Interview with Alexander Fischer from Oxford University

Date of interview: 2017/06/07

During the development of the white paper “Harnessing Water Point Data to Improve Drinking Water Services”, WASHNote spoke to Alexander Fischer, a Ph.D. candidate at the University of Oxford, at the time researching drinking water security, application of geospatial information systems, and sustainable resource governance. Complementary to the use of national water point atlases, the local context of the data matters.

“I’m interested in the characteristics and elements of the institutional change, specifically around the value of water point data in this process. I hope to find ways to enhance the scope and use of standardized water point data across multiple scales of decisionmakers, including local level service enterprises. In most regions of Bangladesh, for instance, water quality and specifically arsenic testing of tubewells, is a critical variable for drillers, users, and regulators whereas non-functionality rates are comparatively lower and secondary water points in close proximity.”

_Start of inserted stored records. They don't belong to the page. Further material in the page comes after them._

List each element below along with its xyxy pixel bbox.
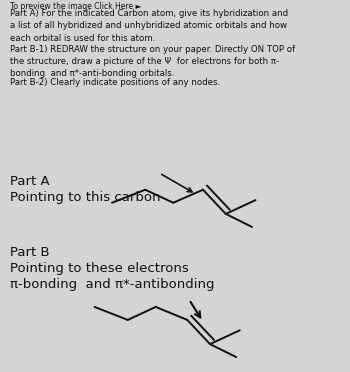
Text: Part A) For the indicated Carbon atom, give its hybridization and
a list of all : Part A) For the indicated Carbon atom, g… xyxy=(10,9,289,43)
Text: Part B-1) REDRAW the structure on your paper. Directly ON TOP of
the structure, : Part B-1) REDRAW the structure on your p… xyxy=(10,45,296,78)
Text: To preview the image Click Here ►: To preview the image Click Here ► xyxy=(10,2,142,11)
Text: Part B
Pointing to these electrons
π-bonding  and π*-antibonding: Part B Pointing to these electrons π-bon… xyxy=(10,246,215,291)
Text: Part B-2) Clearly indicate positions of any nodes.: Part B-2) Clearly indicate positions of … xyxy=(10,78,220,87)
Text: Part A
Pointing to this carbon: Part A Pointing to this carbon xyxy=(10,175,161,204)
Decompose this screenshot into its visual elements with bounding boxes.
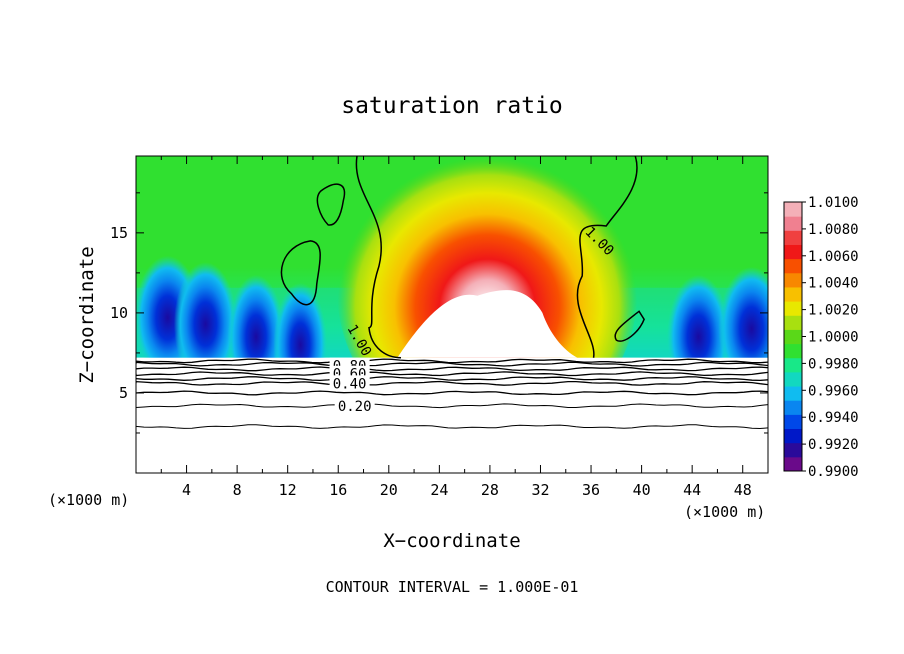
x-tick-label-1: 8 — [233, 481, 242, 499]
colorbar-swatch-3 — [784, 414, 802, 430]
y-tick-label-1: 10 — [110, 304, 128, 322]
subsat-pocket-1 — [173, 262, 238, 387]
colorbar-swatch-18 — [784, 202, 802, 217]
contour-interval-note: CONTOUR INTERVAL = 1.000E-01 — [326, 578, 579, 596]
colorbar-label-3: 1.0040 — [808, 276, 859, 292]
plot-frame — [135, 155, 769, 474]
colorbar-label-10: 0.9900 — [808, 464, 859, 480]
colorbar-swatch-12 — [784, 286, 802, 302]
subcloud-contour-6 — [136, 366, 768, 372]
contour-label-5: 0.20 — [338, 399, 372, 415]
x-axis-label: X−coordinate — [383, 530, 520, 552]
colorbar-label-0: 1.0100 — [808, 195, 859, 211]
subcloud-layer — [136, 357, 768, 473]
colorbar-swatch-9 — [784, 329, 802, 345]
x-tick-label-4: 20 — [380, 481, 398, 499]
colorbar-swatch-10 — [784, 315, 802, 330]
colorbar-label-2: 1.0060 — [808, 249, 859, 265]
subcloud-contour-2 — [136, 390, 768, 396]
x-tick-label-10: 44 — [683, 481, 701, 499]
colorbar-label-4: 1.0020 — [808, 303, 859, 319]
colorbar-swatch-13 — [784, 272, 802, 288]
x-tick-label-6: 28 — [481, 481, 499, 499]
saturation-field — [136, 156, 768, 473]
colorbar-swatch-4 — [784, 400, 802, 415]
colorbar-label-8: 0.9940 — [808, 410, 859, 426]
subcloud-contour-3 — [136, 380, 768, 386]
x-tick-label-3: 16 — [329, 481, 347, 499]
contour-loop-c — [614, 310, 645, 342]
x-unit-left: (×1000 m) — [48, 491, 129, 509]
plot-area: 1.001.000.800.600.400.20 — [136, 156, 768, 473]
y-axis-label: Z−coordinate — [76, 246, 98, 383]
colorbar-label-6: 0.9980 — [808, 356, 859, 372]
contour-loop-b — [316, 183, 346, 226]
x-tick-label-8: 36 — [582, 481, 600, 499]
colorbar: 1.0100 1.0080 1.0060 1.0040 1.0020 1.0000 0.99… — [783, 195, 859, 480]
colorbar-swatch-8 — [784, 343, 802, 359]
contour-100-right — [576, 156, 638, 358]
colorbar-swatch-1 — [784, 442, 802, 458]
contour-lines: 1.001.000.800.600.400.20 — [136, 156, 768, 430]
contour-label-bg-5 — [334, 397, 375, 412]
contour-loop-a — [280, 240, 321, 306]
colorbar-label-1: 1.0080 — [808, 222, 859, 238]
supersat-peak — [397, 290, 578, 358]
contour-label-4: 0.40 — [333, 376, 367, 392]
x-tick-label-5: 24 — [430, 481, 448, 499]
colorbar-label-7: 0.9960 — [808, 383, 859, 399]
subcloud-contour-1 — [136, 403, 768, 409]
colorbar-swatch-2 — [784, 428, 802, 444]
y-axis: 5 10 15 — [110, 192, 768, 434]
x-unit-right: (×1000 m) — [684, 503, 765, 521]
subcloud-contour-5 — [136, 371, 768, 377]
subcloud-contour-8 — [136, 358, 768, 364]
x-tick-label-9: 40 — [633, 481, 651, 499]
colorbar-swatch-5 — [784, 386, 802, 401]
contour-label-bg-4 — [329, 375, 370, 390]
x-axis: 4 8 12 16 20 24 28 32 36 40 44 48 — [160, 156, 752, 499]
y-tick-label-2: 15 — [110, 224, 128, 242]
colorbar-label-9: 0.9920 — [808, 437, 859, 453]
colorbar-swatch-0 — [784, 456, 802, 472]
x-tick-label-2: 12 — [279, 481, 297, 499]
colorbar-swatch-6 — [784, 371, 802, 387]
colorbar-swatch-11 — [784, 301, 802, 316]
subcloud-contour-0 — [136, 424, 768, 430]
y-tick-label-0: 5 — [119, 384, 128, 402]
colorbar-swatch-14 — [784, 258, 802, 274]
x-tick-label-11: 48 — [734, 481, 752, 499]
colorbar-swatch-17 — [784, 216, 802, 231]
subcloud-contour-4 — [136, 376, 768, 382]
x-tick-label-7: 32 — [531, 481, 549, 499]
colorbar-label-5: 1.0000 — [808, 330, 859, 346]
colorbar-swatch-7 — [784, 357, 802, 373]
colorbar-swatch-16 — [784, 230, 802, 245]
chart-title: saturation ratio — [341, 93, 563, 119]
colorbar-swatch-15 — [784, 244, 802, 260]
contour-100-left — [355, 156, 402, 359]
x-tick-label-0: 4 — [182, 481, 191, 499]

DiMES water services monitoring framework

The SMARTerWASH project was a project performed in Ghana by IRC, CWSA, Akvo and SkyFox Limited. The project built on DiMES and the national monitoring framework for Ghana published by CWSA. The project strengthened the national ICT infrastructure by linking different ICT systems for monitoring (CWSA’s DiMES, Akvo’s FLOW and SkyFox’ SMS-based system for tracking functionality and ordering spare parts) and by ensuring interoperability of the systems. The project tested data collection at scale: data for 131 districts (out of 216) were gathered collecting data from 23.000 handpumps and nearly a thousand piped schemes. The data are available through fact sheets and an atlas that is accessible online. There is, mostly anecdotal, evidence that baseline data have been used to inform planning and corrective actions in several districts (see the SMARTerWASH stories). The data have for example been used in 11 districts in the Upper West, Upper East, Western, Brong-Ahafo and Northern Regions to inform District Water and Sanitation Plans (DWSP). The data have also informed repairs and rehabilitation of over 600 boreholes with hand pumps restoring water services to an estimated 180,000 people and have stimulated several District Assemblies to form or reconstitute WSMTs (e.g. reconstitution of 203 WSMTs in Hilton districts and 24 in UNICEF districts).